With BA unit wit Pi networks you don't need a TransMatch (they ARE NOT
antenna tuners). Most will match anything between 50 and about 500 ohms.
One
exception is the Heath DX-60. It is limited to 50 to 75 ohms becase of the
built in LP filter.
You need a resonant antenna for each band you want to work. Some could be
multi band antennas.
A TransMatch does not correct antenna problems. It hides them from the
transmitter. The Pi network in the BA rigs is the same thing that was in
older transmatches to connect link couples transmitters to coax lines.
It is the solid state riceboxes that really need a transmatch.
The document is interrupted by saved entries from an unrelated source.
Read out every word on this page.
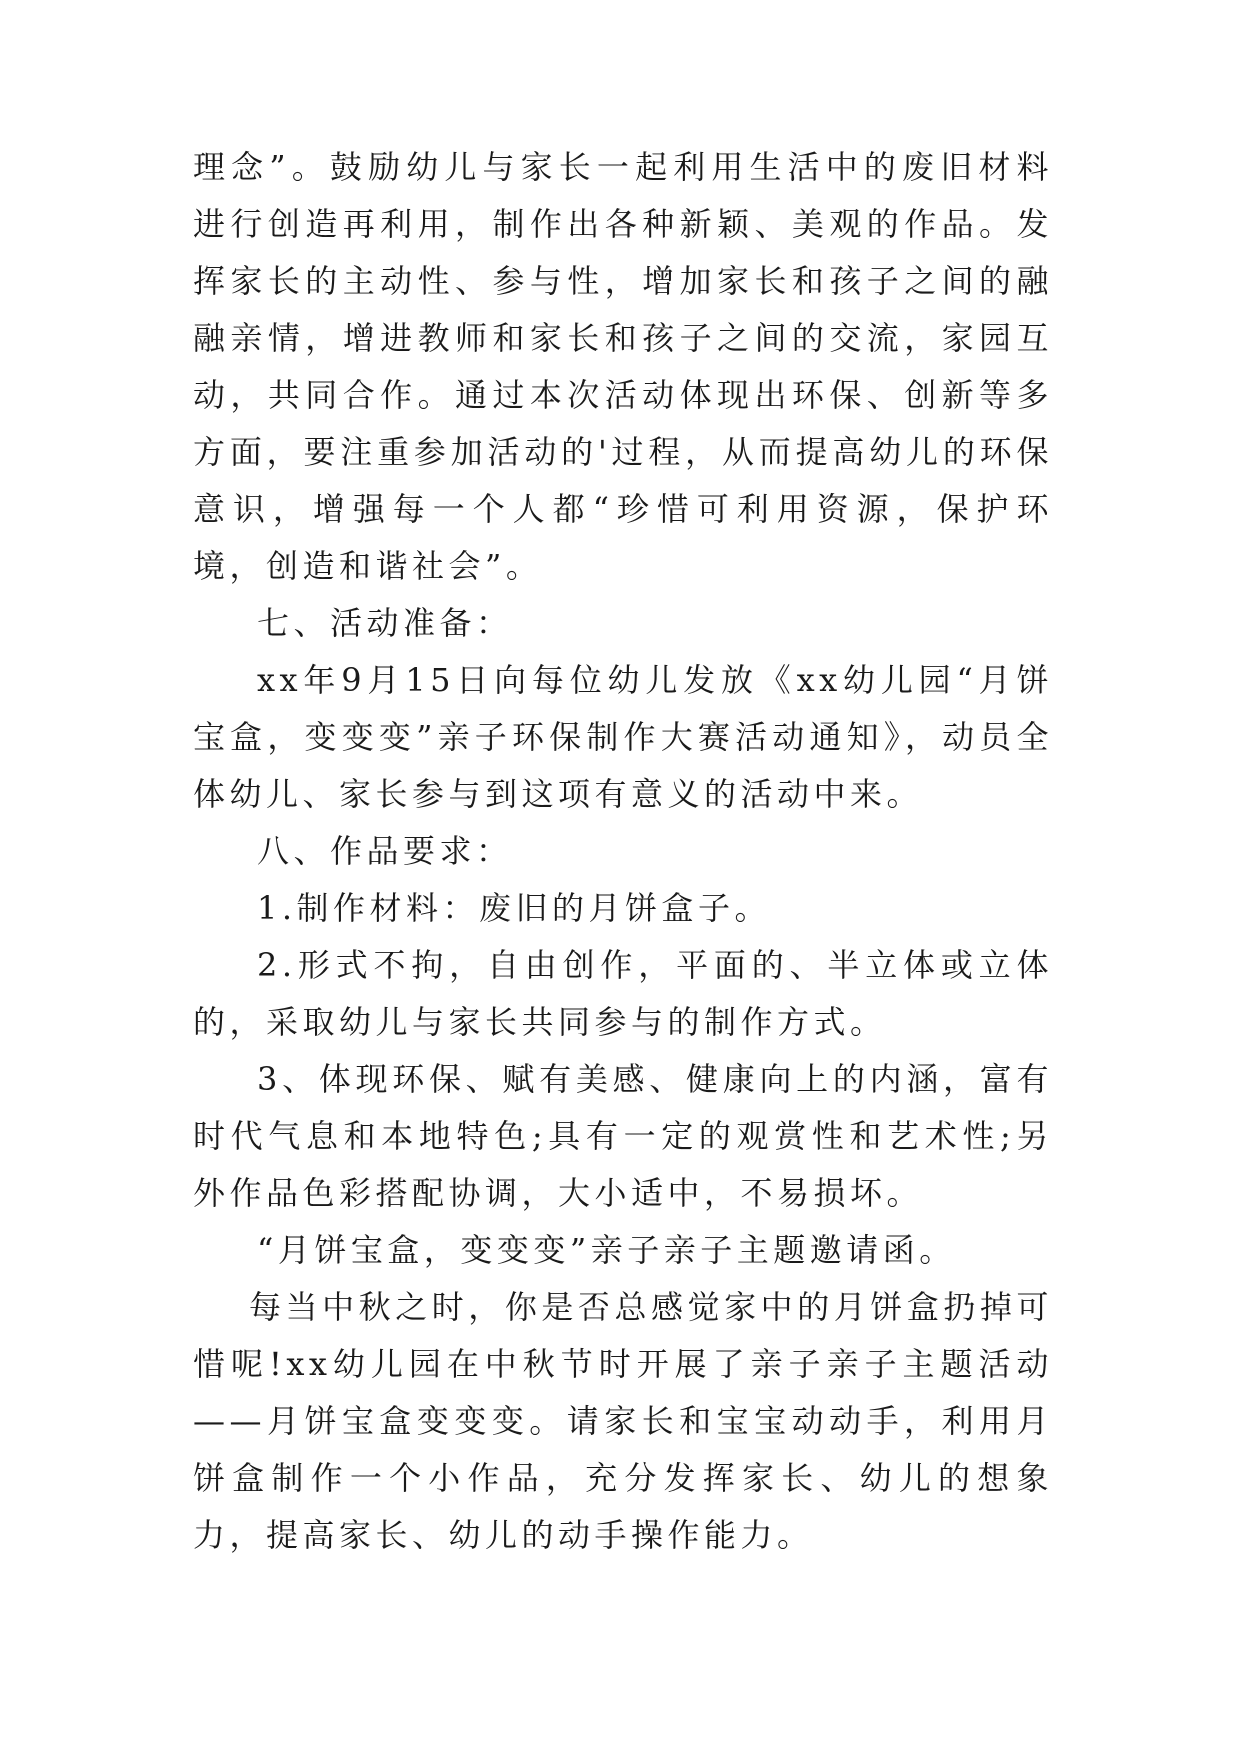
理念”。鼓励幼儿与家长一起利用生活中的废旧材料进行创造再利用，制作出各种新颖、美观的作品。发挥家长的主动性、参与性，增加家长和孩子之间的融融亲情，增进教师和家长和孩子之间的交流，家园互动，共同合作。通过本次活动体现出环保、创新等多方面，要注重参加活动的'过程，从而提高幼儿的环保意识，增强每一个人都“珍惜可利用资源，保护环境，创造和谐社会”。

七、活动准备：

xx年9月15日向每位幼儿发放《xx幼儿园“月饼宝盒，变变变”亲子环保制作大赛活动通知》，动员全体幼儿、家长参与到这项有意义的活动中来。

八、作品要求：

1.制作材料：废旧的月饼盒子。

2.形式不拘，自由创作，平面的、半立体或立体的，采取幼儿与家长共同参与的制作方式。

3、体现环保、赋有美感、健康向上的内涵，富有时代气息和本地特色;具有一定的观赏性和艺术性;另外作品色彩搭配协调，大小适中，不易损坏。

“月饼宝盒，变变变”亲子亲子主题邀请函。

每当中秋之时，你是否总感觉家中的月饼盒扔掉可惜呢!xx幼儿园在中秋节时开展了亲子亲子主题活动——月饼宝盒变变变。请家长和宝宝动动手，利用月饼盒制作一个小作品，充分发挥家长、幼儿的想象力，提高家长、幼儿的动手操作能力。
Think of it this way. In tube type rigs, the tank circuit always came with
the rig. It could be a pi-network or a link-coupled circuit, but the
purpose was the same, to match the output of the tube(s) to the load
impedance of the feedline. With the tube output, the optimum load was
usually several thousand ohms, so the resonant tank circuit was used to
match the tube impedance to the low feedline impedance.
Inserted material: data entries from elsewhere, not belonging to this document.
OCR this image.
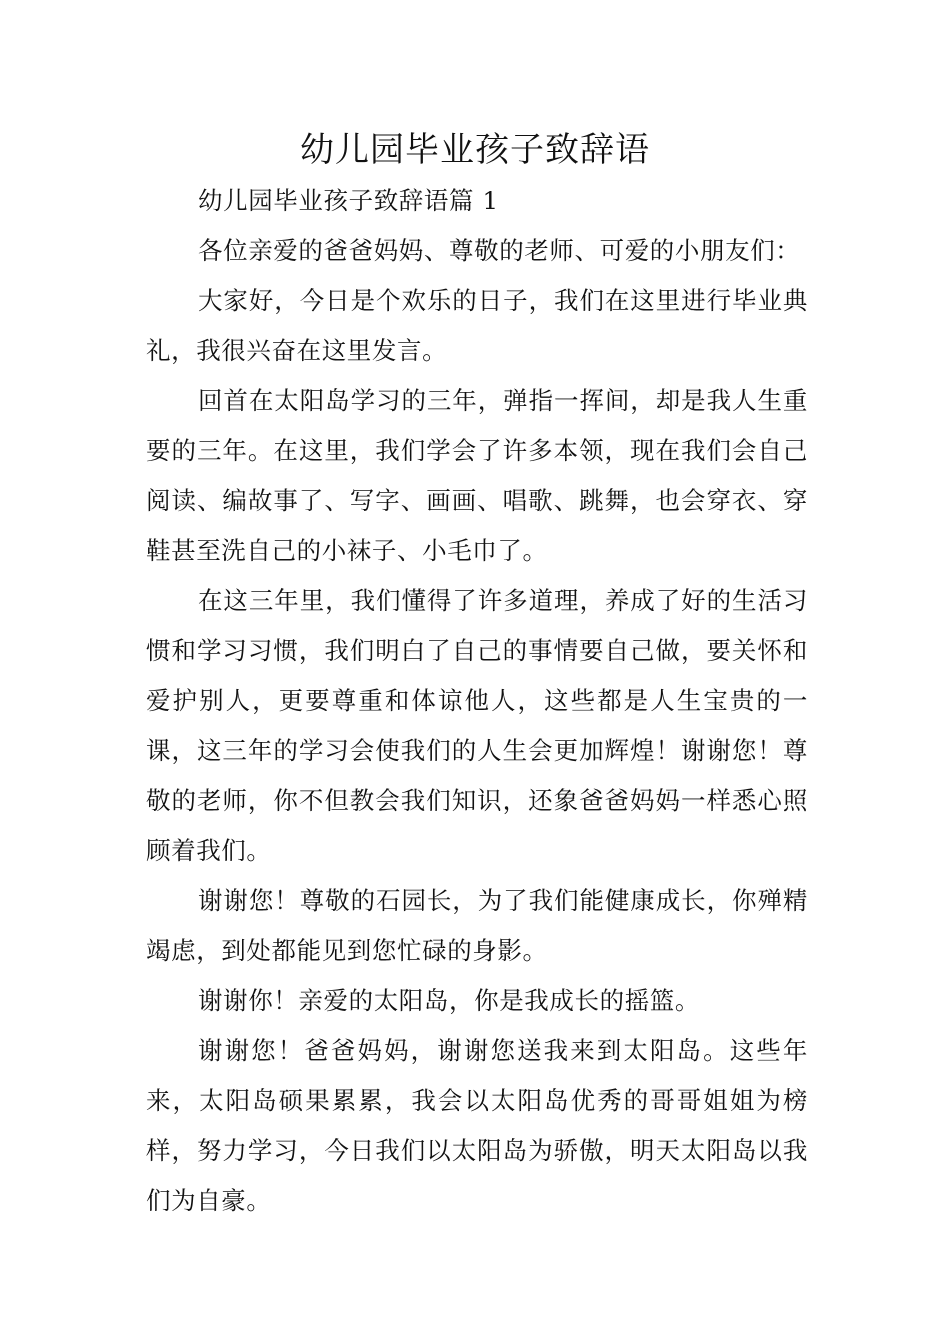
幼儿园毕业孩子致辞语

幼儿园毕业孩子致辞语篇 1

各位亲爱的爸爸妈妈、尊敬的老师、可爱的小朋友们：

大家好，今日是个欢乐的日子，我们在这里进行毕业典礼，我很兴奋在这里发言。

回首在太阳岛学习的三年，弹指一挥间，却是我人生重要的三年。在这里，我们学会了许多本领，现在我们会自己阅读、编故事了、写字、画画、唱歌、跳舞，也会穿衣、穿鞋甚至洗自己的小袜子、小毛巾了。

在这三年里，我们懂得了许多道理，养成了好的生活习惯和学习习惯，我们明白了自己的事情要自己做，要关怀和爱护别人，更要尊重和体谅他人，这些都是人生宝贵的一课，这三年的学习会使我们的人生会更加辉煌！谢谢您！尊敬的老师，你不但教会我们知识，还象爸爸妈妈一样悉心照顾着我们。

谢谢您！尊敬的石园长，为了我们能健康成长，你殚精竭虑，到处都能见到您忙碌的身影。

谢谢你！亲爱的太阳岛，你是我成长的摇篮。

谢谢您！爸爸妈妈，谢谢您送我来到太阳岛。这些年来，太阳岛硕果累累，我会以太阳岛优秀的哥哥姐姐为榜样，努力学习，今日我们以太阳岛为骄傲，明天太阳岛以我们为自豪。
With modern solid state rigs, the optimum load impedance is close enough to
the nominal feedline impedance that the final can be connected directly to
the feedline without any matching network, or with a simple non-resonant
broadband autotransformer or transformer. In theory, no tank circuit is
needed, but the trade-off is that the rig is very sensitive to load
impedance, and anything very far removed from 50-ohm nonreactive will not
work. Also, the nonresonant transormer provides no harmonic suppression,
and provides no flywheel effect for the final. This means the PA must
operate in linear mode even for CW in order to produce a clean signal.
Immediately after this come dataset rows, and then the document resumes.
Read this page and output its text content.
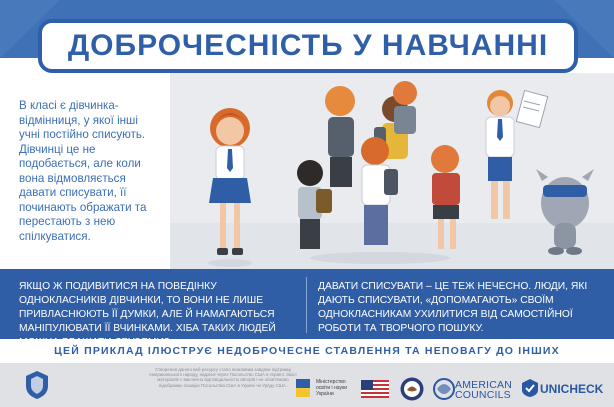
ДОБРОЧЕСНІСТЬ У НАВЧАННІ

В класі є дівчинка-відмінниця, у якої інші учні постійно списують. Дівчинці це не подобається, але коли вона відмовляється давати списувати, її починають ображати та перестають з нею спілкуватися.

ЯКЩО Ж ПОДИВИТИСЯ НА ПОВЕДІНКУ ОДНОКЛАСНИКІВ ДІВЧИНКИ, ТО ВОНИ НЕ ЛИШЕ ПРИВЛАСНЮЮТЬ ЇЇ ДУМКИ, АЛЕ Й НАМАГАЮТЬСЯ МАНІПУЛЮВАТИ ЇЇ ВЧИНКАМИ. ХІБА ТАКИХ ЛЮДЕЙ

ДАВАТИ СПИСУВАТИ – ЦЕ ТЕЖ НЕЧЕСНО. ЛЮДИ, ЯКІ ДАЮТЬ СПИСУВАТИ, «ДОПОМАГАЮТЬ» СВОЇМ ОДНОКЛАСНИКАМ УХИЛИТИСЯ ВІД САМОСТІЙНОЇ РОБОТИ ТА ТВОРЧОГО ПОШУКУ.

ЦЕЙ ПРИКЛАД ІЛЮСТРУЄ НЕДОБРОЧЕСНЕ СТАВЛЕННЯ ТА НЕПОВАГУ ДО ІНШИХ

Створення даного веб-ресурсу стало можливим завдяки підтримці Американського народу, наданої через Посольство США в Україні. Зміст матеріалів є виключно відповідальністю авторів і не обов'язково відображає позицію Посольства США в Україні чи Уряду США.

Міністерство
освіти і науки
України
AMERICAN
COUNCILS UNICHECK
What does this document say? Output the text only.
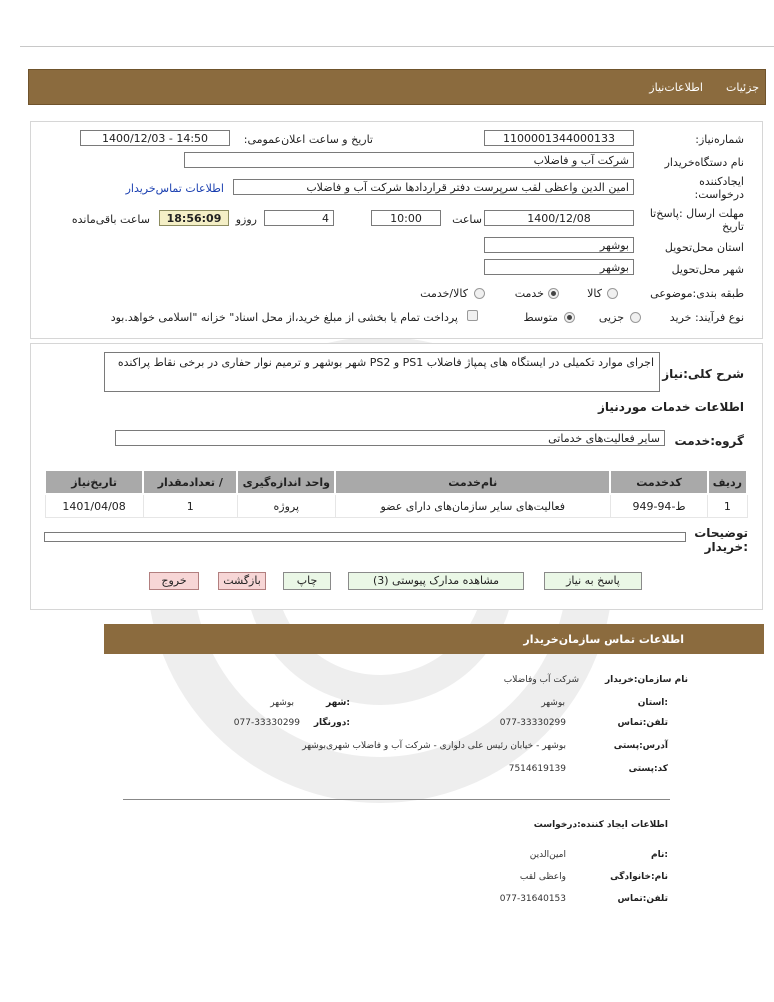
جزئیات
اطلاعات‌نیاز
شماره‌نیاز:
1100001344000133
تاریخ و ساعت اعلان‌عمومی:
1400/12/03 - 14:50
نام دستگاه‌خریدار
شرکت آب و فاضلاب
ایجادکننده
درخواست:
امین الدین واعظی لقب سرپرست دفتر قراردادها شرکت آب و فاضلاب
اطلاعات تماس‌خریدار
مهلت ارسال :پاسخ‌تا
تاریخ
1400/12/08
ساعت
10:00
4
روزو
18:56:09
ساعت باقی‌مانده
استان محل‌تحویل
بوشهر
شهر محل‌تحویل
بوشهر
طبقه بندی:موضوعی
کالا
خدمت
کالا/خدمت
نوع فرآیند: خرید
جزیی
متوسط
پرداخت تمام یا بخشی از مبلغ خرید،از محل اسناد" خزانه "اسلامی خواهد.بود
شرح کلی:نیاز
اجرای موارد تکمیلی در ایستگاه های پمپاژ فاضلاب PS1 و PS2 شهر بوشهر و ترمیم نوار حفاری در برخی نقاط پراکنده
اطلاعات خدمات موردنیاز
گروه:خدمت
سایر فعالیت‌های خدماتی
ردیف	کدخدمت	نام‌خدمت	واحد اندازه‌گیری	/ تعدادمقدار	تاریخ‌نیاز
1	ط-94-949	فعالیت‌های سایر سازمان‌های دارای عضو	پروژه	1	1401/04/08
توضیحات
:خریدار
پاسخ به نیاز
مشاهده مدارک پیوستی (3)
چاپ
بازگشت
خروج
اطلاعات تماس سازمان‌خریدار
نام سازمان:خریدار
شرکت آب وفاضلاب
:استان
بوشهر
:شهر
بوشهر
تلفن:تماس
077-33330299
:دورنگار
077-33330299
آدرس:پستی
بوشهر - خیابان رئیس علی دلواری - شرکت آب و فاضلاب شهری‌بوشهر
کد:پستی
7514619139
اطلاعات ایجاد کننده:درخواست
:نام
امین‌الدین
نام:خانوادگی
واعظی لقب
تلفن:تماس
077-31640153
In the real world, few ham antennas other than a dummy load provide a 50-ohm
nonreactive load to the transmitter at every frequency within a band or over
several bands. A matching network is necessary. This matching network is
often called a "transmatch" and its purpose is to transform the feedline
impedance to 50 ohms nonreactive at the operating frequency. Like the tank
circuit in the tube rig, it must be resonated at the operating frequency;
this may be done manually or automatically with sensing circuitry.
In other words, in the older tube type transmitters, the tank circuit came
as an integral part of the rig. With the newer solid state rigs, the tank
circuit comes as a separate outboard unit that you have to pay extra for,
but with a few rare exceptions, the tank circuit is just as much an
essential part of the transmitter, which will not work without one.